Wednesday, November 18, 2009

The Photography Clan

One of the most articulate writers in photography today is Brooks Jensen, editor of Lenswork magazine. In the latest issue he discusses something that I have observed for a long time but couldn't get my mind around what was going on and that is the clannishness of photographers.

Coming from a very traditional black and white, medium and large format, darkroom background I always found it interesting about how folks of my persuasion often looked down their respective noses at photographers who did color. True fine art photographers only did black and white. We were the purist even though we abstracted the world around us by shooting in black and white!

A version of the same phenomenon has happened over the last few years as digital technology has woven itself into the fabric of photographic processes. Does a new/different workflow make us less of a photographer.

I used to have the most wonderful philosophical discussions with a good friend over whether or not a digital photographic print was actually a photograph since it wasn't created with light-sensitive materials. Another equally articulate friend said, "
Who cares? It's photographic art!"

In the end, the image either works or it doesn't. If it works it doesn't matter how I got there. If it doesn't, it doesn't matter how I got there. It's not about the process, it's the image. Craft may be the language of the arts but it is not the art. Craft is not a substitute for vision.

And, to those of you who think your friends have deserted you when they start to explore workflows different from what they have traditionally done and of no interest to you, get over it.

Thursday, November 5, 2009

Best kept secrets

For a long time I've felt that two of the best kept secrets in Washington for photographers are the National Portrait Gallery and the National Building Museum. I'm amazed at the number of people who come into my studio at the Torpedo Factory and say they've never heard of either museum.

The quality and scope of the photographic portraiture at the National Portrait Gallery is phenomenal. Everything from traditional to modern is on display and the gamut of photographic materials from the early days to the most current digital imaging is represented.

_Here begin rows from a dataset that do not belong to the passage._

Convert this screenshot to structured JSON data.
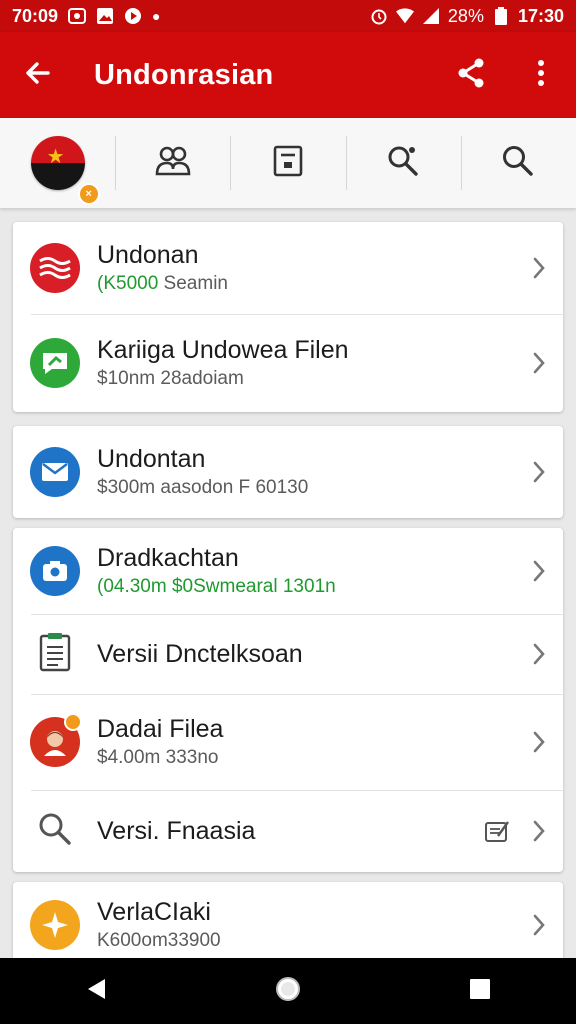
{
  "status_bar": {
    "time_left": "70:09",
    "battery_text": "28%",
    "time_right": "17:30"
  },
  "app_bar": {
    "title": "Undonrasian",
    "back_icon": "arrow-back-icon",
    "share_icon": "share-icon",
    "more_icon": "more-vert-icon"
  },
  "tabs": [
    {
      "name": "flag-avatar"
    },
    {
      "name": "people-icon"
    },
    {
      "name": "document-icon"
    },
    {
      "name": "search-settings-icon"
    },
    {
      "name": "search-icon"
    }
  ],
  "cards": [
    {
      "rows": [
        {
          "title": "Undonan",
          "subtitle": "(K5000 Seamin",
          "icon": "flag-wave-icon",
          "color": "#d81e26",
          "green_prefix": "(K5000",
          "sub_rest": " Seamin"
        },
        {
          "title": "Kariiga Undowea Filen",
          "subtitle": "$10nm 28adoiam",
          "icon": "chat-icon",
          "color": "#2fa83a"
        }
      ]
    },
    {
      "rows": [
        {
          "title": "Undontan",
          "subtitle": "$300m aasodon F 60130",
          "icon": "mail-icon",
          "color": "#1f74c8"
        }
      ]
    },
    {
      "rows": [
        {
          "title": "Dradkachtan",
          "subtitle": "(04.30m $0Swmearal 1301n",
          "icon": "camera-icon",
          "color": "#1f74c8"
        },
        {
          "title": "Versii Dnctelksoan",
          "subtitle": "",
          "icon": "clipboard-icon",
          "color": "#2a8c4a"
        },
        {
          "title": "Dadai Filea",
          "subtitle": "$4.00m 333no",
          "icon": "person-avatar-icon",
          "color": "#d6301f"
        },
        {
          "title": "Versi. Fnaasia",
          "subtitle": "",
          "icon": "search-icon",
          "color": "#555555",
          "extra_icon": "edit-note-icon"
        }
      ]
    },
    {
      "rows": [
        {
          "title": "VerlaCIaki",
          "subtitle": "K600om33900",
          "icon": "star-icon",
          "color": "#f4a51e"
        }
      ]
    }
  ],
  "nav_bar": {
    "back": "nav-back-icon",
    "home": "nav-home-icon",
    "recents": "nav-recents-icon"
  }
}
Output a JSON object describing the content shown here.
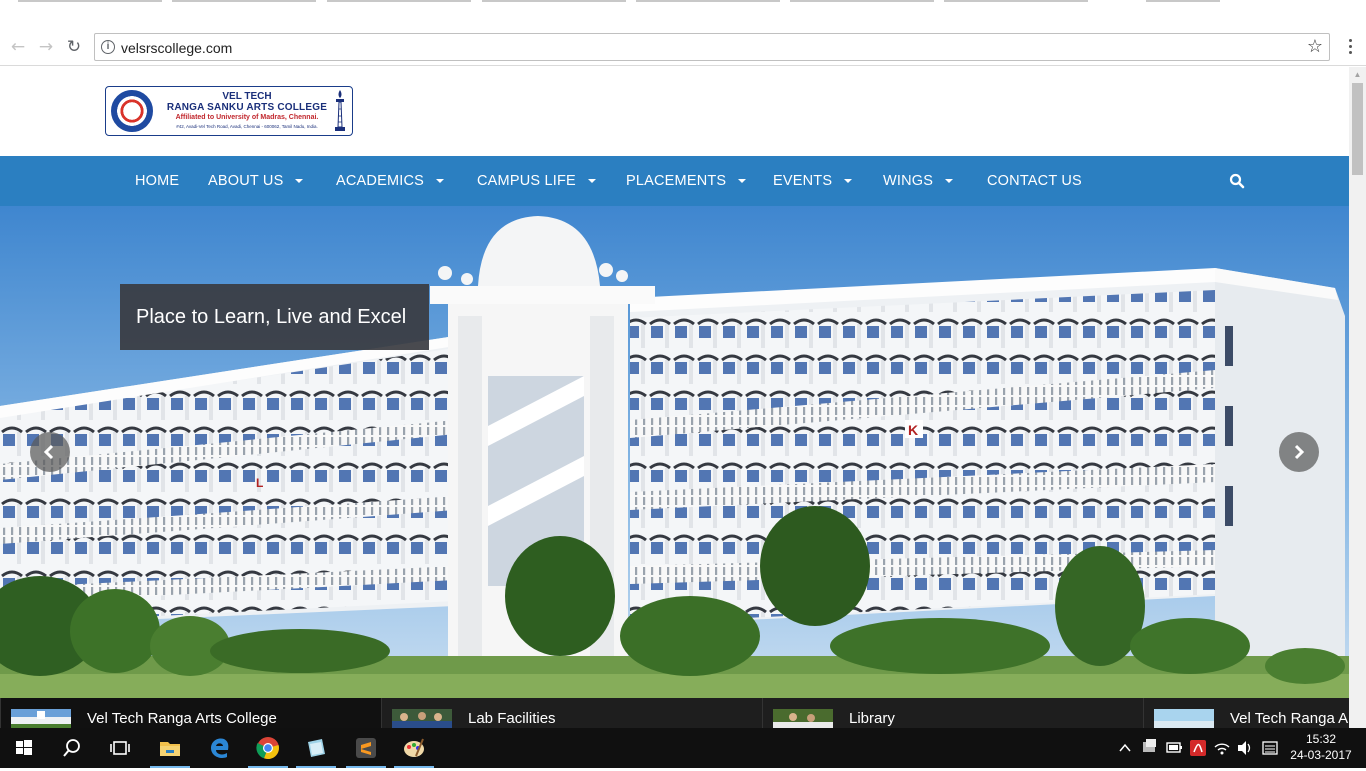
{
  "browser": {
    "url": "velsrscollege.com",
    "back_icon": "back-arrow-icon",
    "forward_icon": "forward-arrow-icon",
    "reload_icon": "reload-icon",
    "bookmark_icon": "star-icon"
  },
  "logo": {
    "line1": "VEL TECH",
    "line2": "RANGA SANKU ARTS COLLEGE",
    "line3": "Affiliated to University of Madras, Chennai.",
    "line4": "#42, Avadi-Vel Tech Road, Avadi, Chennai - 600062, Tamil Nadu, India."
  },
  "nav": {
    "items": [
      {
        "label": "HOME",
        "dropdown": false
      },
      {
        "label": "ABOUT US",
        "dropdown": true
      },
      {
        "label": "ACADEMICS",
        "dropdown": true
      },
      {
        "label": "CAMPUS LIFE",
        "dropdown": true
      },
      {
        "label": "PLACEMENTS",
        "dropdown": true
      },
      {
        "label": "EVENTS",
        "dropdown": true
      },
      {
        "label": "WINGS",
        "dropdown": true
      },
      {
        "label": "CONTACT US",
        "dropdown": false
      }
    ],
    "search_icon": "search-icon",
    "background": "#2b7fc1"
  },
  "hero": {
    "caption": "Place to Learn, Live and Excel",
    "prev_icon": "chevron-left-icon",
    "next_icon": "chevron-right-icon"
  },
  "thumbnails": [
    {
      "label": "Vel Tech Ranga Arts College"
    },
    {
      "label": "Lab Facilities"
    },
    {
      "label": "Library"
    },
    {
      "label": "Vel Tech Ranga A"
    }
  ],
  "taskbar": {
    "apps": [
      "windows-start-icon",
      "search-icon",
      "task-view-icon",
      "file-explorer-icon",
      "edge-icon",
      "chrome-icon",
      "app-icon",
      "sublime-text-icon",
      "paint-icon"
    ],
    "time": "15:32",
    "date": "24-03-2017"
  }
}
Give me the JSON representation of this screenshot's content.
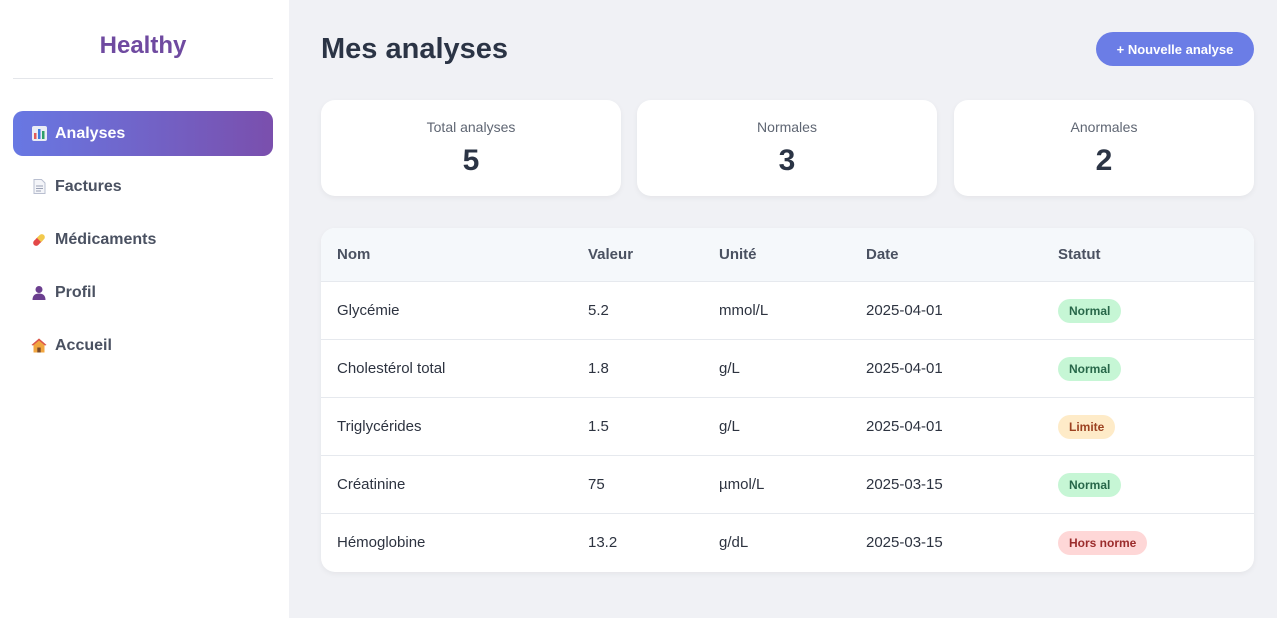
{
  "sidebar": {
    "brand": "Healthy",
    "items": [
      {
        "label": "Analyses",
        "icon": "chart-icon",
        "active": true
      },
      {
        "label": "Factures",
        "icon": "document-icon",
        "active": false
      },
      {
        "label": "Médicaments",
        "icon": "pill-icon",
        "active": false
      },
      {
        "label": "Profil",
        "icon": "user-icon",
        "active": false
      },
      {
        "label": "Accueil",
        "icon": "house-icon",
        "active": false
      }
    ]
  },
  "header": {
    "title": "Mes analyses",
    "new_button_label": "+ Nouvelle analyse"
  },
  "stats": [
    {
      "label": "Total analyses",
      "value": "5"
    },
    {
      "label": "Normales",
      "value": "3"
    },
    {
      "label": "Anormales",
      "value": "2"
    }
  ],
  "table": {
    "columns": [
      "Nom",
      "Valeur",
      "Unité",
      "Date",
      "Statut"
    ],
    "rows": [
      {
        "nom": "Glycémie",
        "valeur": "5.2",
        "unite": "mmol/L",
        "date": "2025-04-01",
        "statut": "Normal"
      },
      {
        "nom": "Cholestérol total",
        "valeur": "1.8",
        "unite": "g/L",
        "date": "2025-04-01",
        "statut": "Normal"
      },
      {
        "nom": "Triglycérides",
        "valeur": "1.5",
        "unite": "g/L",
        "date": "2025-04-01",
        "statut": "Limite"
      },
      {
        "nom": "Créatinine",
        "valeur": "75",
        "unite": "µmol/L",
        "date": "2025-03-15",
        "statut": "Normal"
      },
      {
        "nom": "Hémoglobine",
        "valeur": "13.2",
        "unite": "g/dL",
        "date": "2025-03-15",
        "statut": "Hors norme"
      }
    ]
  },
  "colors": {
    "brand": "#6f4aa0",
    "accent": "#6b7de6",
    "status_normal": "#c6f6d5",
    "status_limite": "#feebc8",
    "status_hors_norme": "#fed7d7"
  }
}
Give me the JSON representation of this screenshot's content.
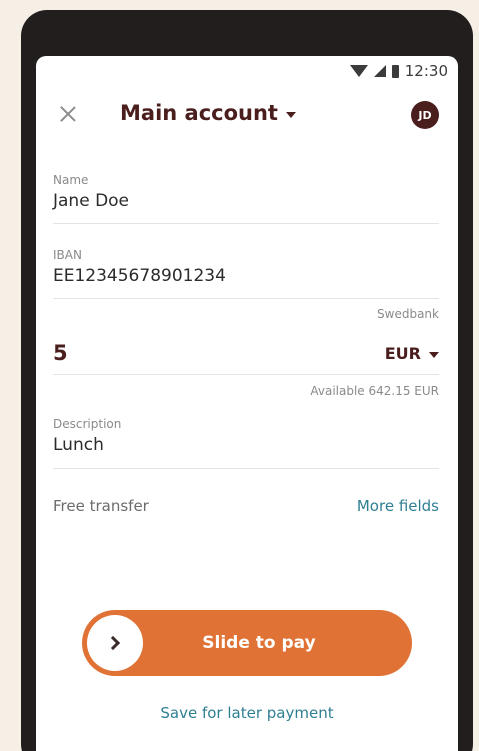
{
  "status": {
    "time": "12:30"
  },
  "header": {
    "title": "Main account",
    "avatar_initials": "JD"
  },
  "form": {
    "name": {
      "label": "Name",
      "value": "Jane Doe"
    },
    "iban": {
      "label": "IBAN",
      "value": "EE12345678901234"
    },
    "bank": "Swedbank",
    "amount": {
      "value": "5",
      "currency": "EUR",
      "available": "Available 642.15 EUR"
    },
    "description": {
      "label": "Description",
      "value": "Lunch"
    },
    "free_transfer": "Free transfer",
    "more_fields": "More fields"
  },
  "actions": {
    "slide_to_pay": "Slide to pay",
    "save_later": "Save for later payment"
  },
  "colors": {
    "brand": "#4b1e1e",
    "accent": "#e07235",
    "link": "#2f7f93"
  }
}
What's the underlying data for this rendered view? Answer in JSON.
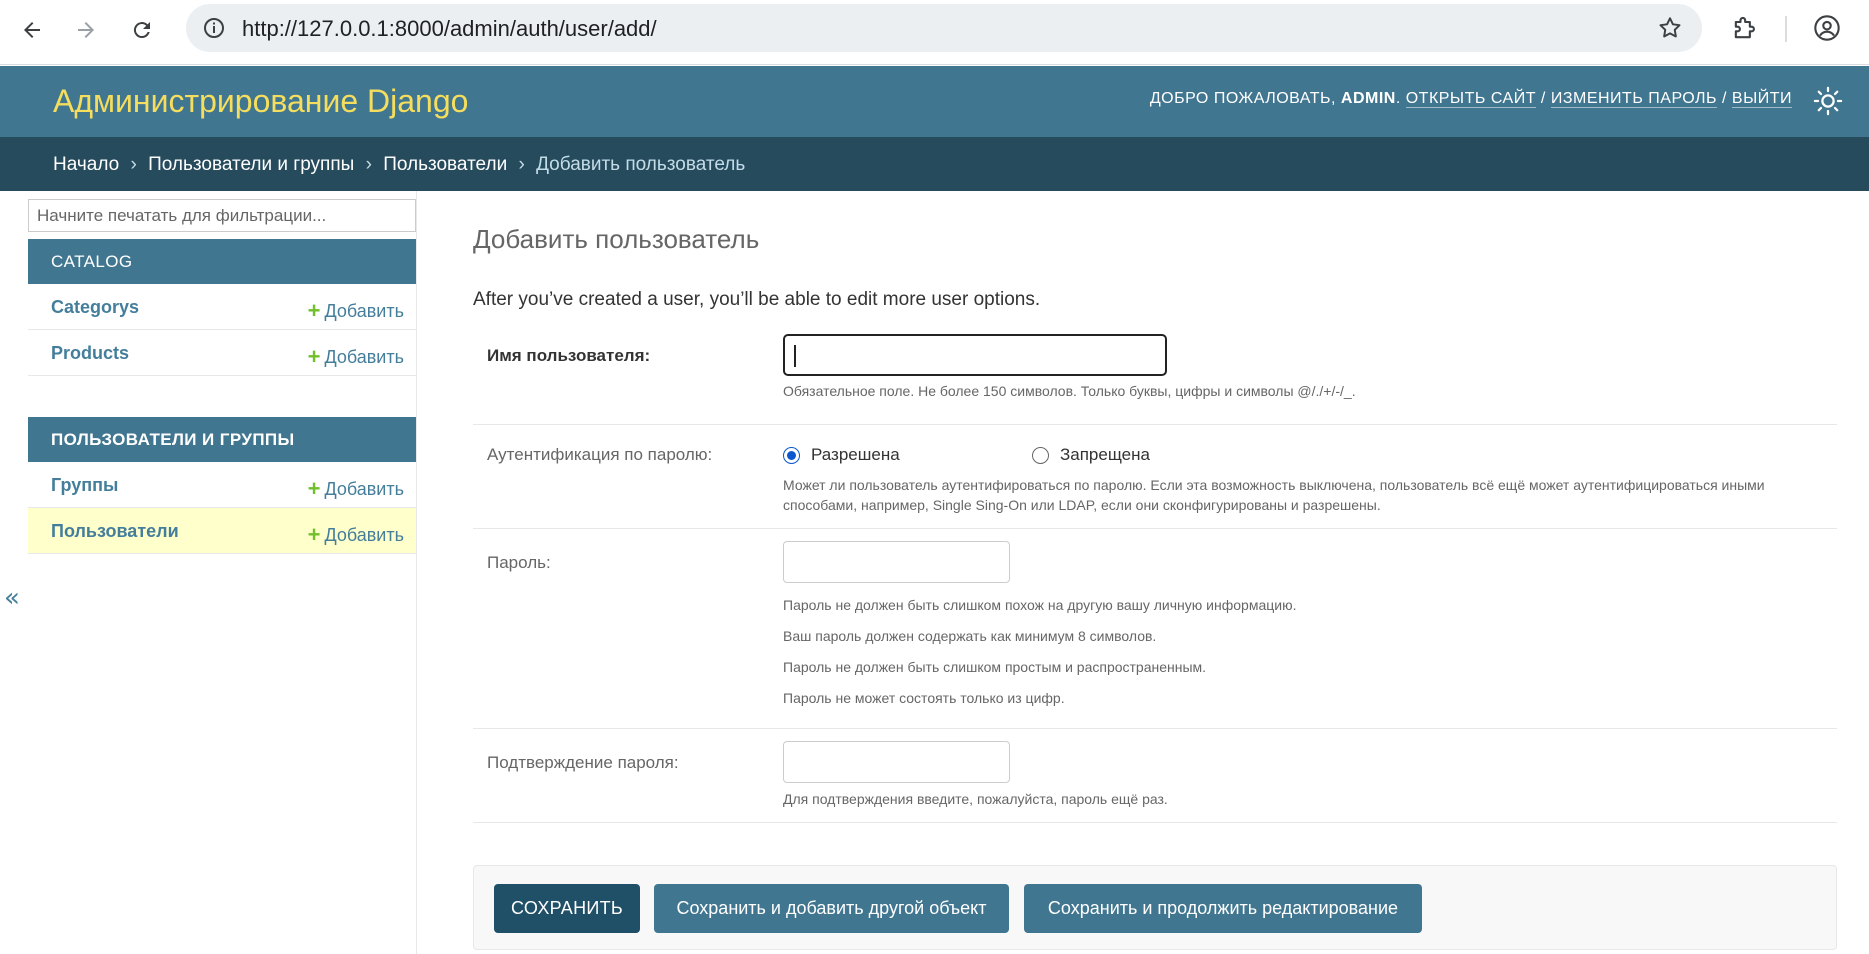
{
  "browser": {
    "url": "http://127.0.0.1:8000/admin/auth/user/add/"
  },
  "header": {
    "branding": "Администрирование Django",
    "welcome": "ДОБРО ПОЖАЛОВАТЬ,",
    "username": "ADMIN",
    "links": [
      "ОТКРЫТЬ САЙТ",
      "ИЗМЕНИТЬ ПАРОЛЬ",
      "ВЫЙТИ"
    ],
    "separator": "/"
  },
  "breadcrumbs": {
    "items": [
      "Начало",
      "Пользователи и группы",
      "Пользователи"
    ],
    "current": "Добавить пользователь",
    "separator": "›"
  },
  "sidebar": {
    "filter_placeholder": "Начните печатать для фильтрации...",
    "add_label": "Добавить",
    "toggle": "«",
    "modules": [
      {
        "caption": "CATALOG",
        "models": [
          "Categorys",
          "Products"
        ]
      },
      {
        "caption": "ПОЛЬЗОВАТЕЛИ И ГРУППЫ",
        "models": [
          "Группы",
          "Пользователи"
        ]
      }
    ]
  },
  "content": {
    "title": "Добавить пользователь",
    "intro": "After you’ve created a user, you’ll be able to edit more user options.",
    "username": {
      "label": "Имя пользователя:",
      "value": "",
      "help": "Обязательное поле. Не более 150 символов. Только буквы, цифры и символы @/./+/-/_."
    },
    "password_auth": {
      "label": "Аутентификация по паролю:",
      "options": [
        "Разрешена",
        "Запрещена"
      ],
      "selected": "Разрешена",
      "help": "Может ли пользователь аутентифироваться по паролю. Если эта возможность выключена, пользователь всё ещё может аутентифицироваться иными способами, например, Single Sing-On или LDAP, если они сконфигурированы и разрешены."
    },
    "password": {
      "label": "Пароль:",
      "help": [
        "Пароль не должен быть слишком похож на другую вашу личную информацию.",
        "Ваш пароль должен содержать как минимум 8 символов.",
        "Пароль не должен быть слишком простым и распространенным.",
        "Пароль не может состоять только из цифр."
      ]
    },
    "password_confirm": {
      "label": "Подтверждение пароля:",
      "help": "Для подтверждения введите, пожалуйста, пароль ещё раз."
    }
  },
  "submit": {
    "save": "СОХРАНИТЬ",
    "save_add_another": "Сохранить и добавить другой объект",
    "save_continue": "Сохранить и продолжить редактирование"
  },
  "colors": {
    "header": "#417690",
    "breadcrumbs": "#264b5d",
    "branding": "#f5dd5d",
    "link": "#447e9b",
    "add_plus": "#70bf2b",
    "current_row": "#ffffcc"
  }
}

As an aside, the National Portrait Gallery also shares the same building with the Smithsonian's National Museum of American Art. While you are at the Portrait Gallery I would encourage photographers to look/study the wonderful works at American Art, or other major galleries for that matter, to learn from the master painters. Too many photographers only look at photography. Too many photographers never look at the work of other artists regardless of media but that is a topic for another time.

The National Building Museum not only has one of the most beautiful and spectacular interiors but often shows fine photography. They are also photographer-friendly and it's a wonderful building to photograph.

Sunday, November 1, 2009

Back from Austria

While in Vienna, Austria recently I had occasion to see the major retrospective of Cy Twombly's work at the Museum Moderner Kunst (MUMOK). While I come out of a rather traditional background in the arts and photography in particular, I have always liked abstract and non-objective work as well.

A week later I was sitting in the Cafe Bazar in Salzburg (great coffee and apple strudel, but that's for another time) where they had a small table with crayons and poster paper set up for children to occupy themselves while adults chatted and partook. One of the pieces of "art" had been taped on the wall behind the table. I was struck that the only real difference between that and some of work I saw of Twombly's in Vienna was "Cy" at the bottom of the image.

Makes one wonder if the child who did the drawing is a genius or if Cy has returned to his childhood? I have heard that prodigies only exist in math and music. I guess I'll have to reevaluate the truth of that idea.